En poussant l'une des portes, elle vit au milieu du brasier, Astra. Contrairement à sa fille, son calme transparaissait dans chaque pore de sa peau diaphane. Ses cheveux dorés flottaient dans l'air, une aura blanche l'enveloppait. Pourtant, son corps s'embrasait. Elle aurait dû souffrir, hurler, mais pas Astra Akaya, déesse des Astres.

La déesse se tourna vers sa fille.

— Maman !

Elle observa calmement sa fille en lui adressant un sourire empli d'amour. Sun ne pouvait pas pénétrer complètement dans la pièce et tendit son bras en direction d'Astra.

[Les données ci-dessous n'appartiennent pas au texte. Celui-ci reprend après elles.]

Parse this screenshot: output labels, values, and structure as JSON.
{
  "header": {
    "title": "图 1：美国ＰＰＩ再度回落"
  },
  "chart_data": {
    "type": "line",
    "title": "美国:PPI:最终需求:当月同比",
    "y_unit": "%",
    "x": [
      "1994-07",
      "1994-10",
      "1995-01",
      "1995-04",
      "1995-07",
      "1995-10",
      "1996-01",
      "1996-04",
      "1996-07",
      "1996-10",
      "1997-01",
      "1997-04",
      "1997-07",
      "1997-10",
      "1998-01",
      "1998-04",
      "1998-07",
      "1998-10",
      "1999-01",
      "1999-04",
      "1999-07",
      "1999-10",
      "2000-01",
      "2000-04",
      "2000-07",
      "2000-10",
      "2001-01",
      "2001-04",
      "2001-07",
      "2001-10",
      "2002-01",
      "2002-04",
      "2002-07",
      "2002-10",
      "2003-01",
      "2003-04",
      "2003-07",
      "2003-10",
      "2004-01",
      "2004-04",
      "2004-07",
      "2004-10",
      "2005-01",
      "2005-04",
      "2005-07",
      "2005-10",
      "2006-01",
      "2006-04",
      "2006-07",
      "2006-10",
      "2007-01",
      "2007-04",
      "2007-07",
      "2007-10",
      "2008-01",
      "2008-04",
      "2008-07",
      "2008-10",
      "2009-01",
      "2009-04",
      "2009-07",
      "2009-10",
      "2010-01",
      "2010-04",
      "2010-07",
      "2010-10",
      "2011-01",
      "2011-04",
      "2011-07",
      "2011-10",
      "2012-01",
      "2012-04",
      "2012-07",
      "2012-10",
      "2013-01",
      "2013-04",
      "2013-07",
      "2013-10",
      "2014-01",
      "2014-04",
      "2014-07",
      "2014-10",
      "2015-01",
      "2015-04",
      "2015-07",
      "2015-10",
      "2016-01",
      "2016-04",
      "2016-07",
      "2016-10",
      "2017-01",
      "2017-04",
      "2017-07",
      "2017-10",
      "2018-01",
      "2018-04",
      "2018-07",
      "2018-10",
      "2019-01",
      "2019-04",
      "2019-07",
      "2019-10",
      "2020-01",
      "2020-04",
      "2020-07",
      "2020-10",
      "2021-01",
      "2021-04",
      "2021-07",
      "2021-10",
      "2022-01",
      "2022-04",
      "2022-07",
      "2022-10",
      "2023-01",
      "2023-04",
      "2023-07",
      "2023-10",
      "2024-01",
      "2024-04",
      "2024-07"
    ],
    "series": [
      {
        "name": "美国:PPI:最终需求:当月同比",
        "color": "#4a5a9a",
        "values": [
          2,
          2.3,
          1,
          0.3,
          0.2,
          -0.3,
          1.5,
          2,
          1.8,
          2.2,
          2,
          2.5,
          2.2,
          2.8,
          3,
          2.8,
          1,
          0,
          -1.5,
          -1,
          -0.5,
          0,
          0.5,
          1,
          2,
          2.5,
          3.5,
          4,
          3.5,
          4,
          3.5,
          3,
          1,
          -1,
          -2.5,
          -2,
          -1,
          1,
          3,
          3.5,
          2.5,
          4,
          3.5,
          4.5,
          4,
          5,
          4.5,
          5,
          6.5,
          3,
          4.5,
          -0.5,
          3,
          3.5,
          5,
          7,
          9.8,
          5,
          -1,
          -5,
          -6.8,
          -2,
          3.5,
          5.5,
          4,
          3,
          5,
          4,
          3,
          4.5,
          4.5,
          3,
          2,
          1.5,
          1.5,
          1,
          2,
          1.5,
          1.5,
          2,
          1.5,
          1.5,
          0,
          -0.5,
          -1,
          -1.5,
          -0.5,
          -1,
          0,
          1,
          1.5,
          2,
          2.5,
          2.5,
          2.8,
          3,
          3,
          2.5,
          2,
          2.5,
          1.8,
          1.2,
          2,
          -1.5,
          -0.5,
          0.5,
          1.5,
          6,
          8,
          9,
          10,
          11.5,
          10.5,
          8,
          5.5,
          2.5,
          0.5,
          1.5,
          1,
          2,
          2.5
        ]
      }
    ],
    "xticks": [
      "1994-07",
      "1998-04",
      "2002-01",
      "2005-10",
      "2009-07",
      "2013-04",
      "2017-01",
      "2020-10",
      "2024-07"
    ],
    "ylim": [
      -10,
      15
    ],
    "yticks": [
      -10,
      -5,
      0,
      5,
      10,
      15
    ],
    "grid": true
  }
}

— Prends ma main, maman, je t'en prie !

— Il est trop tard ma chérie, dit-elle.

Sun refusait de voir la vérité en face.

— Ma fille... Sa voix faiblissait. Malgré la sérénité qu'elle tentait d'afficher, la douleur paraissait si intense qu'il lui était impossible de la dissimuler. Pourtant, elle reprit :

— Sun n'oublie pas... dans cette vie ...

— Non !

Sa fille ne pouvait pas entendre cela. Pas cette prière. Pas celle qu'elle venait de prononcer pour son père qui gisait dans les flammes. Une divinité ne pouvait pas mourir aussi aisément. Sun trouvait cela complètement absurde.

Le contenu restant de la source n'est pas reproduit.